GUIDES

Recipes by use case.

From install to advanced setups: cooperative search, worker pool, big-corpus tiering, and integration in React / Angular.

01 · INSTALL
npm install albex
# or
pnpm add albex
02 · INDEX + SEARCH
import { AlbexEngine } from "albex";

// 1. Construct + init. The WASM ships with the package and your bundler
//    resolves it through import.meta.url — Vite, Webpack 5+, Next, esbuild,
//    Rollup, Parcel 2, Bun all handle this automatically.
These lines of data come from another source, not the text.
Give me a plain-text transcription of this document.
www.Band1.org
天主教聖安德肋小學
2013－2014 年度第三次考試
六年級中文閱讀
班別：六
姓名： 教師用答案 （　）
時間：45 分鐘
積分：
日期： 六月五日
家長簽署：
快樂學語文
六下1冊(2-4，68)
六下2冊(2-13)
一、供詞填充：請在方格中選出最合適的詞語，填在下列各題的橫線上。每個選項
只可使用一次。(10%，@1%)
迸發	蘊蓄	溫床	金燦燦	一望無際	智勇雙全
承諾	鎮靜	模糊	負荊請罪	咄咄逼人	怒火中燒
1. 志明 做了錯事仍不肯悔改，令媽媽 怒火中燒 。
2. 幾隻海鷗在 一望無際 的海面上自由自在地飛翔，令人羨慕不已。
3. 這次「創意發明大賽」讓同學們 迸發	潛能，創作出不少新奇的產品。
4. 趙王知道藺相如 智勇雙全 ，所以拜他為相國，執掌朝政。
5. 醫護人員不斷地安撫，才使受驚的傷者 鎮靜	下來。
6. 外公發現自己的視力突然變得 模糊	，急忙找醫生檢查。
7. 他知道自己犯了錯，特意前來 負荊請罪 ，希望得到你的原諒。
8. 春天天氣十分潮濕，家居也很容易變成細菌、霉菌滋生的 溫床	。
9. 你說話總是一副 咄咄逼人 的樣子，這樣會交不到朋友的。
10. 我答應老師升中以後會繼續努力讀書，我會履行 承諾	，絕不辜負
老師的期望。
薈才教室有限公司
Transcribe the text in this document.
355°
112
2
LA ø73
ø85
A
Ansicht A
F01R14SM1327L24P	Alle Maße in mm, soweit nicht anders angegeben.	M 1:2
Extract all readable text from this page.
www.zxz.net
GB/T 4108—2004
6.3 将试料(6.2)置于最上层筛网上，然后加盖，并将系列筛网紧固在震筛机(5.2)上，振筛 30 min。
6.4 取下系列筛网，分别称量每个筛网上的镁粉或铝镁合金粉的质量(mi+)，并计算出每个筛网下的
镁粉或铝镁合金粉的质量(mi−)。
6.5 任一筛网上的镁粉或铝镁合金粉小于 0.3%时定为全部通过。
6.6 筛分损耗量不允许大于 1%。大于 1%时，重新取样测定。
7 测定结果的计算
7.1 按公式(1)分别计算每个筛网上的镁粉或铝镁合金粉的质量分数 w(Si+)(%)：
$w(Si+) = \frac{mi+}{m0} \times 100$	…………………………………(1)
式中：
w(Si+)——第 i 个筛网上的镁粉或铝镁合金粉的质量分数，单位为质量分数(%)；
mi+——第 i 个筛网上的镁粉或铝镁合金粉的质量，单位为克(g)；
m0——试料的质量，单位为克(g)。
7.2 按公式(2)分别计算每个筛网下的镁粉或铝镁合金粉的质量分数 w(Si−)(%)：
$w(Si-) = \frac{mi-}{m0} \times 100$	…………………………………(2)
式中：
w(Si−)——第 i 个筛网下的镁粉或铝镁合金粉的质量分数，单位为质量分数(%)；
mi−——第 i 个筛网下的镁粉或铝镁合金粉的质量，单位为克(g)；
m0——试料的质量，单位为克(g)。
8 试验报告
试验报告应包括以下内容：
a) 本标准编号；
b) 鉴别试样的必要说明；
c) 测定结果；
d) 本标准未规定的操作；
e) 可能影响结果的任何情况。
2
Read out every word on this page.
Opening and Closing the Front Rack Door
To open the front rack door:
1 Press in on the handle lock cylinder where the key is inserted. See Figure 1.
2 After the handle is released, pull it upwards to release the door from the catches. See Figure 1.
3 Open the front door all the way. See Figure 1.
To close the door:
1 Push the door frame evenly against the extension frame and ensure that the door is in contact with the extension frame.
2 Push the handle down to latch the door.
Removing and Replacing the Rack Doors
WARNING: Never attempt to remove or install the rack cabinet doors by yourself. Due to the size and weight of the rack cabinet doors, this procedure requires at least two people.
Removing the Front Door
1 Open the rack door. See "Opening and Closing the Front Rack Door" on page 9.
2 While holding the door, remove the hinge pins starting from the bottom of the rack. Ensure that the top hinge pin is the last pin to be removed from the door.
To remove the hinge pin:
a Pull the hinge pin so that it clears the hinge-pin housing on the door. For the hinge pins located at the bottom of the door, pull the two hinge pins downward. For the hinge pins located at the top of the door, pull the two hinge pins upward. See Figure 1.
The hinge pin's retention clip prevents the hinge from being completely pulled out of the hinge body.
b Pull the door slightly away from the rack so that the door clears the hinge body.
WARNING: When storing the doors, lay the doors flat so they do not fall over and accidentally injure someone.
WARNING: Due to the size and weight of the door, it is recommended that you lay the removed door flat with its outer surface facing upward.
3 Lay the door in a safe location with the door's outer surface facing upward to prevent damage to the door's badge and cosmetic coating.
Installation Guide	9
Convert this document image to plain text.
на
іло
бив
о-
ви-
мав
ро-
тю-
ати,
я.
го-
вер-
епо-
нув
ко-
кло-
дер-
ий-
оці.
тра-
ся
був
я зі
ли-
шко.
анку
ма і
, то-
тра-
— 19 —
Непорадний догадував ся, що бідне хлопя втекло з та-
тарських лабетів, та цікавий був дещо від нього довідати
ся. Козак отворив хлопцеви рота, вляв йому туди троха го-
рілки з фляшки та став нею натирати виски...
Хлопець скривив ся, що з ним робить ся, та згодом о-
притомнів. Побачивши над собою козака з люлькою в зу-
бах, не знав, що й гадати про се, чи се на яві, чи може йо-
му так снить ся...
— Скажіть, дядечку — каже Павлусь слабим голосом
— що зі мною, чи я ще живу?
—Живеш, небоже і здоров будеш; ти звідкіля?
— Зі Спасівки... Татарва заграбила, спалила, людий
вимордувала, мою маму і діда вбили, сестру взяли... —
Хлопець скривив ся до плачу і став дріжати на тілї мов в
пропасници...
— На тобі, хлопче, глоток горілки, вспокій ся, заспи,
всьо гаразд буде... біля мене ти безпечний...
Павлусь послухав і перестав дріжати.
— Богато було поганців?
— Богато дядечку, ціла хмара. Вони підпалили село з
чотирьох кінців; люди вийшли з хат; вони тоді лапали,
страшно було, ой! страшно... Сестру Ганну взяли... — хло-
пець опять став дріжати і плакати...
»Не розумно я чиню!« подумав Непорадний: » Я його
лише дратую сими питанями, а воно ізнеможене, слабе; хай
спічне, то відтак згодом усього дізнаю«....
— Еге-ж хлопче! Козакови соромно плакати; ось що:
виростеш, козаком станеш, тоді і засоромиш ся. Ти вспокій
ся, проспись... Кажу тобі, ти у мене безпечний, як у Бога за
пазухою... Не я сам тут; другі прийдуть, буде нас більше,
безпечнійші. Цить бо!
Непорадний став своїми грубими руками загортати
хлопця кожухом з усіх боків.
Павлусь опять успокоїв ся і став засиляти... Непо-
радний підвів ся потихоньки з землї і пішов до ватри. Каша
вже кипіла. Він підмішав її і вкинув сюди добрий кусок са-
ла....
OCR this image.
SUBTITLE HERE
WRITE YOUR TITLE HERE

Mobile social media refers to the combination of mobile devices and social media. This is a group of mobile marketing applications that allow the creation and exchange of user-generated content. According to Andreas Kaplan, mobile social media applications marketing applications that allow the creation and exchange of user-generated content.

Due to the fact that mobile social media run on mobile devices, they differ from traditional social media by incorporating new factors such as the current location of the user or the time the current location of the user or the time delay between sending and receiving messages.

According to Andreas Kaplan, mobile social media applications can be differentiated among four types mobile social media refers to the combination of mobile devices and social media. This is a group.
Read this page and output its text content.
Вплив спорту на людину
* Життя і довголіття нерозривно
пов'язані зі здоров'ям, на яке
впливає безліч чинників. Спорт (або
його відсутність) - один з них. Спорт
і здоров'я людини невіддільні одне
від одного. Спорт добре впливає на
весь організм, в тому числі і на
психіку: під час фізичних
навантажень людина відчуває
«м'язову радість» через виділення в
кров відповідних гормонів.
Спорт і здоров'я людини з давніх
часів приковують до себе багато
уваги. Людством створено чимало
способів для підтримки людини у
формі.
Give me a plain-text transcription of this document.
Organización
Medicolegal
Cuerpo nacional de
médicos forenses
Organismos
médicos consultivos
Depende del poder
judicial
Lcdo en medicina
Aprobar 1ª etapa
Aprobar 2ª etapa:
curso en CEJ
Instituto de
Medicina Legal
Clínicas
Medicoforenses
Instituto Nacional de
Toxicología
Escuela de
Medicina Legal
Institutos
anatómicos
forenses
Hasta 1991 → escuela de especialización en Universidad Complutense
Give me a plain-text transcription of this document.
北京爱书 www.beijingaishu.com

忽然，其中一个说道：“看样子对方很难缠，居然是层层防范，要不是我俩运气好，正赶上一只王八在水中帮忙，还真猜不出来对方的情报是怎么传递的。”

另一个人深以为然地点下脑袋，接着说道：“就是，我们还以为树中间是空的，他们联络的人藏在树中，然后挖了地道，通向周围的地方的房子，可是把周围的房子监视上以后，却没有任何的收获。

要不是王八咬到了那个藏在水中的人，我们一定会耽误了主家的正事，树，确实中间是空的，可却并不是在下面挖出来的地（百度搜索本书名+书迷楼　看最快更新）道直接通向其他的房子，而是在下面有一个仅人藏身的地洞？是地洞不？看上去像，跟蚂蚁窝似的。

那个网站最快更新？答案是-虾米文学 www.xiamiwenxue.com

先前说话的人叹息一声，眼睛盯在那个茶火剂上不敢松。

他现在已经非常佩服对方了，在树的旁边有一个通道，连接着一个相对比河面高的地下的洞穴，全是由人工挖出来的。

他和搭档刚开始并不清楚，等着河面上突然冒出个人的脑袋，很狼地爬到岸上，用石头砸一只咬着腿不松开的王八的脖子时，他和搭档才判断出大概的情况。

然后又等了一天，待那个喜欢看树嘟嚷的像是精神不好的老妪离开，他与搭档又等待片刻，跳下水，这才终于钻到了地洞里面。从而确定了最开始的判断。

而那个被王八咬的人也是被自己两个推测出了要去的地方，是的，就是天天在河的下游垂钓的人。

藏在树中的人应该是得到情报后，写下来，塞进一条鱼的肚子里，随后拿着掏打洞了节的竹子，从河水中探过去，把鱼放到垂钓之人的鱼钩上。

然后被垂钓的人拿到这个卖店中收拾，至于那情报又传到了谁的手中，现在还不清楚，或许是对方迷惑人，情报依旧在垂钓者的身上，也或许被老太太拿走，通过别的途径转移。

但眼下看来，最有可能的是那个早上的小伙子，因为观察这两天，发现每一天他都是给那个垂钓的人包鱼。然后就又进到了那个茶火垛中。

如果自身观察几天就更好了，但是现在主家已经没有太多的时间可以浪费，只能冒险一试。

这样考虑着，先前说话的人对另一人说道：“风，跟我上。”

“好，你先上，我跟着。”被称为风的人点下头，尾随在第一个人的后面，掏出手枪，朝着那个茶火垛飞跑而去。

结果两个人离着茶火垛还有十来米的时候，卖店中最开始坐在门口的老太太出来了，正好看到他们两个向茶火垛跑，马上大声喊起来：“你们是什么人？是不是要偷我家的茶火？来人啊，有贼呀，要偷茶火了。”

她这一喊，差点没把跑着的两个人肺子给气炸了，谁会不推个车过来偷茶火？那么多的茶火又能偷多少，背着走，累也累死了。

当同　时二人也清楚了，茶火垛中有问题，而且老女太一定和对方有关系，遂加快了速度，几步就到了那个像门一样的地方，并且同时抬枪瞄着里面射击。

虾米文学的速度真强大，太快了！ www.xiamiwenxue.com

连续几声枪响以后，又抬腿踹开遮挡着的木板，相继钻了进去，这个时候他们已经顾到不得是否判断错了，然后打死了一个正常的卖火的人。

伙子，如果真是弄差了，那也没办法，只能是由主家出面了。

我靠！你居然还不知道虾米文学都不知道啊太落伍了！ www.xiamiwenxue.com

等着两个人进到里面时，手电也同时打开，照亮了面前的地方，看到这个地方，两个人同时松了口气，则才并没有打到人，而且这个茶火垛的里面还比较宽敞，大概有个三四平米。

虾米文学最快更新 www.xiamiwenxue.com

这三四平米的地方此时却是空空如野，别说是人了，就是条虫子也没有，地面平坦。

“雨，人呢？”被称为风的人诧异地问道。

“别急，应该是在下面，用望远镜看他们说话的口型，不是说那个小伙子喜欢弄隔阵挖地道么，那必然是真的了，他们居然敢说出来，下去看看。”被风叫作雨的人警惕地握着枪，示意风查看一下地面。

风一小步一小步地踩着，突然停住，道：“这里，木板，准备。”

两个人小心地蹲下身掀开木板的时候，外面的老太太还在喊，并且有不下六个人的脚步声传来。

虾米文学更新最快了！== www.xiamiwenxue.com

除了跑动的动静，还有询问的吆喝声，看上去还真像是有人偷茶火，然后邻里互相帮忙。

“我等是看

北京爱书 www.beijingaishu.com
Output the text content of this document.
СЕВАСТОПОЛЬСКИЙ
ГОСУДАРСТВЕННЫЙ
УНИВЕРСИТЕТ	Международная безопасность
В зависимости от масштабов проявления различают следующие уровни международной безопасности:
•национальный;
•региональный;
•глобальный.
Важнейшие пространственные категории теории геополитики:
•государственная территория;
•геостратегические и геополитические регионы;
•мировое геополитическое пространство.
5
No assets to copy.
const engine = new AlbexEngine();
await engine.init();

// 2. Index files from drag-and-drop or <input type="file">.
const input = document.querySelector("input[type=file]");
input.addEventListener("change", async () => {
  for (const file of input.files) {
    const doc = await engine.indexFile(file);
    console.log(`Indexed ${doc.name}: ${doc.chunks} chunks`);
  }
});

// 3. Search.
const results = engine.search('"contrato marco" | rescisión', { windowed: true });
for (const r of results) {
  console.log(`[${r.score}] ${r.documentName} — ${r.snippet}`);
}
03 · ADVANCED
// Tweak relevance.
engine.setMaxErrors(1);     // tighter fuzziness
engine.setThreshold(400);   // only return strong hits
engine.setMaxResults(100);
engine.setLanguage("es");   // light Spanish stemming on queries

// Inspect what was loaded.
console.log(engine.tier);          // 'std' by default
console.log(engine.simdEnabled);   // boolean
console.log(engine.gpuEngaged);    // true once first search uses WebGPU

// Want tier auto-selection? Serve the 6 binaries yourself and pass wasmBaseUrl.
// The engine then picks mini/std/pro based on navigator.deviceMemory.
//   new AlbexEngine({ wasmBaseUrl: '/assets', tier: 'auto', simd: 'auto' })
Query syntax
wordFuzzy single token — up to 3 character edits (auto-adjusted by query length).
a b cAND: all tokens must appear in the same chunk (proximity scored).
"a b"Phrase: tokens must appear in order and adjacent.
a | bOR: union of two independent searches, merged by score.
"a b" | cMix phrase and OR.
Supported formats
.docxNative Rust/WASM streaming XML parser (word/document.xml).
.xlsxNative Rust/WASM parser (shared strings + inline strings).
.pdfSeparate albex_pdf.wasm module, loaded on demand.
.html .htm<script>/<style> stripped, paragraph at block-level boundaries.
.md .markdownCommonMark markers stripped (code fences, headings, links, lists).
.jsonRecursive walk; every string key and leaf indexed.
.csvRFC 4180 lite; one row per chunk (location = row number).
.emlMIME-lite: From/To/Subject + first text/plain body part.
.rtfControl words and groups stripped, text runs preserved.
.txtPlain text split on double newlines.
.xmlTag-stripped, entity-decoded.